La transparence est essentielle, c’est le maître mot. Elle commence d’abord entre les pays producteurs. Comme on dit, « comptezvous d’abord » avant de vous confronter aux autres. Il est impératif de savoir qui nous sommes et ce que nous représentons en tant que pays producteurs. Imaginez qu’on annonce prochainement un excédent de production. Vous savez ce que cela signifie : rien que cette annonce peut bouleverser les marchés boursiers. Un marché est à la fois mécanique, basé sur les volumes, et psychologique, influencé par les informations et les annonces. Ainsi, une fausse annonce a un impact dévastateur. Elle peut signifier que l’on cherche à empêcher une amélioration de la situation des producteurs, notamment en termes de rémunération. Cette transparence doit donc être une obligation entre nous, producteurs. Mais elle doit également s’étendre au marché et à l’industrie.
Les informations concernant la production sont souvent publiques, bien qu’elles puissent parfois être biaisées. Malgré cela, on dispose d’une certaine idée des prévisions de production. En revanche, concernant l’industrie, nous sommes dans l’obscurité totale. Nous ignorons l’état des stocks, la capacité de broyage ou encore les nouvelles capacités de broyage dans les pays consommateurs.

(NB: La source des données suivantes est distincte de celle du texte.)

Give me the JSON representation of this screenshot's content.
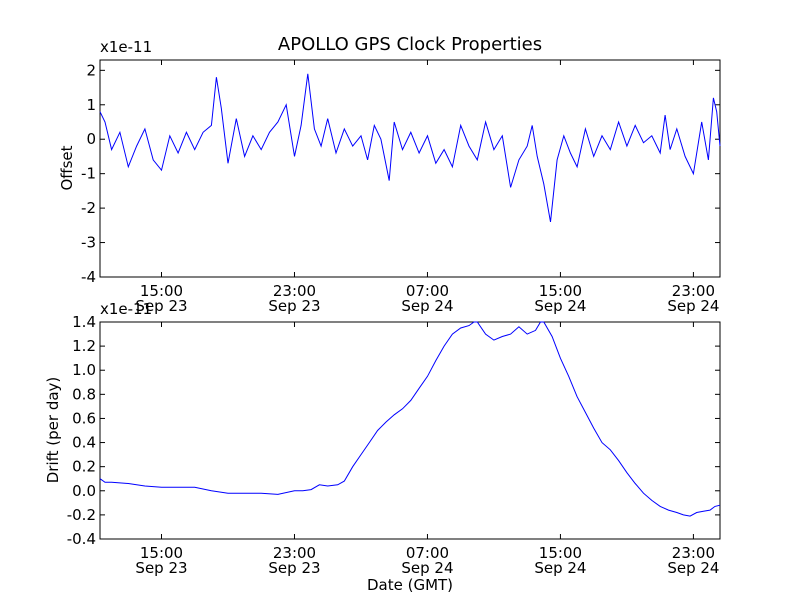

Cette absence de données déséquilibre et fausse le jeu dès le départ. Si on nous dit qu’il existe des stocks trop importants, cela entraîne automatiquement une baisse des prix. À l’inverse, disposer d’informations fiables nous permettrait d’adapter nos politiques de production et de mise en marché. C’est précisément ce défi que le directeur exécutif de l’Organisation internationale du cacao cherche à relever. Actuellement, le marché manque de transparence et, par conséquent, de justice. Il est clair que cela doit changer.